When I moved to Palo Alto, California in fourth grade, I discovered a love for the West Coast way of life. I adored the fresh air and sparkling sun, tried Chipotle for the first time (discovered I hate hard-shell tacos), and developed an addiction to Geronimo Stilton books. I found myself becoming increasingly similar to my classmates who had lived in California all their lives. Yet sometimes, I was reminded—often publicly—of the ways I’d always be something else.
“Yoo- yoosheen?”
My homeroom teacher shouted from the back—“it’s Tina!” I shuffled up to the stage and collected some candy, confused for many seconds as to what “Yoo-sheen” was supposed to mean.
Names are a beautiful thing. They’re only a few characters, yet they represent who we are as people. We all know the minor frustration of having our name misspelled, forgotten, or confused with another’s. But not all of us have another string of letters fighting against the one we know represents our identity, vying to be the “real” name as if the one we chose is invalid.
When I entered seventh grade, we started to use email. I don’t remember how many times I had to explain why my email read yzeng instead of tzeng when my name was Tina, but eventually, when I approached IT with a separate issue, they looked at my address and asked if I would like to change it to tzeng. I nodded enthusiastically and felt a heavy weight lifted from my shoulders.

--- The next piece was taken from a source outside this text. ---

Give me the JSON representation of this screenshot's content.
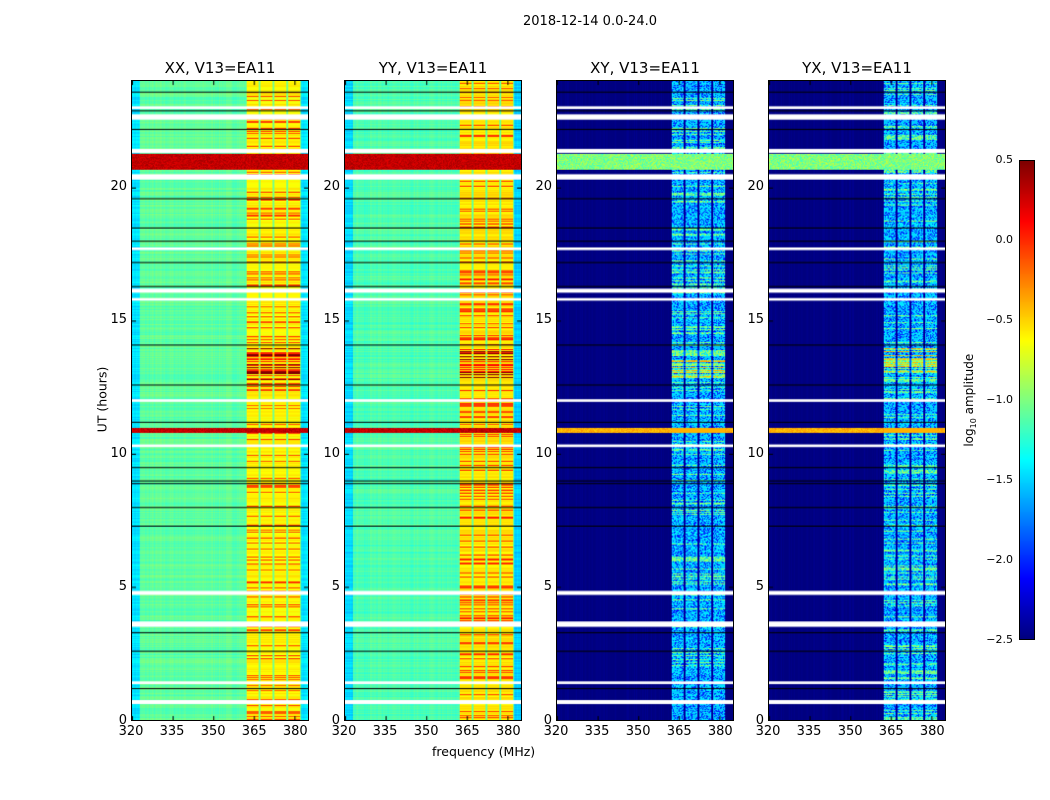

The same year, a teacher roll called as we prepared to take a standardized test. When he called my Chinese name, a few times, fumbling with the pronunciation, I walked up to his desk for my copy.
“Oh, yeah, that’s me.”
“I didn’t realize your name wasn’t actually Tina. How do you pronounce it?”
“Tina is fine.” I held in a sigh.
“No, teach me. I have to call your real name at eighth grade graduation.”
I knew that if he called me anything besides Tina, I would refuse to get on stage, but luckily I left the school before that scenario could play out.
At my third school, I was greeted with the very pleasant surprise of an email right off the bat that read tinzeng. My name was “Tina Zeng” on all roll call sheets, and the frequent “how do you pronounce your real name?” questions were finally gone. In fact, it wasn’t until after I arrived at Andover that some of my old school friends discovered my legal name wasn’t Tina Zeng.
Here, I am yet again greeted by the discomfort of yzeng all over Canvas, emails, and my BlueCard, and all the uninvited scrutiny from others that comes with it.
My first ever email (sent when I first received my login) was to the tech support department asking if I could be tzeng24 rather than yzeng24. The answer was no. Change my name in the system and change my email by one letter—that’s all that it would take. I will never understand a rule like this.
My name is Tina. I’ve been Tina just as long as I’ve been anything else, and to begin with, my Chinese name is meant to be used in Chinese. I’ll respond to 岳欣, sure. But what in the world is Yuexin? If everyone could pronounce 岳欣 perfectly, I’d be telling a different story, but that’s simply not possible, and is it really so wrong to prefer one over the other when I’m at school? I don’t think anyone who has asked me the “how do you pronounce your name” question has ever said it the way I want it. Sometimes, I appreciate their effort. Sometimes, they’re close. But it never sounds right and it always falls on me to hand them the gold star.
It’s been a long time since I moved to California. I’m taller—though still incredibly short. I’m older, and I’ve started wearing glasses. I haven’t read a Chinese book in more years than I can count, simply because I no longer can. I visit Beijing or Shanghai for maybe three weeks maximum per year. I don’t know the memes, celebrities, slang, or anything else about what goes on in China. Instead, I read in English. I laugh about YouTubers and Hollywood celebrities. I speak to my parents in stiff Chinese and smooth over the cracks with English.
I’ve forgotten much of my native language, internalized who knows how much of America’s anti-Asian sentiments, and stumbled onto a tightrope between identities—yet for some reason, even after all this, Andover won’t allow me to introduce myself as Tina without some all-knowing legal document weighing me down. And all for what reason?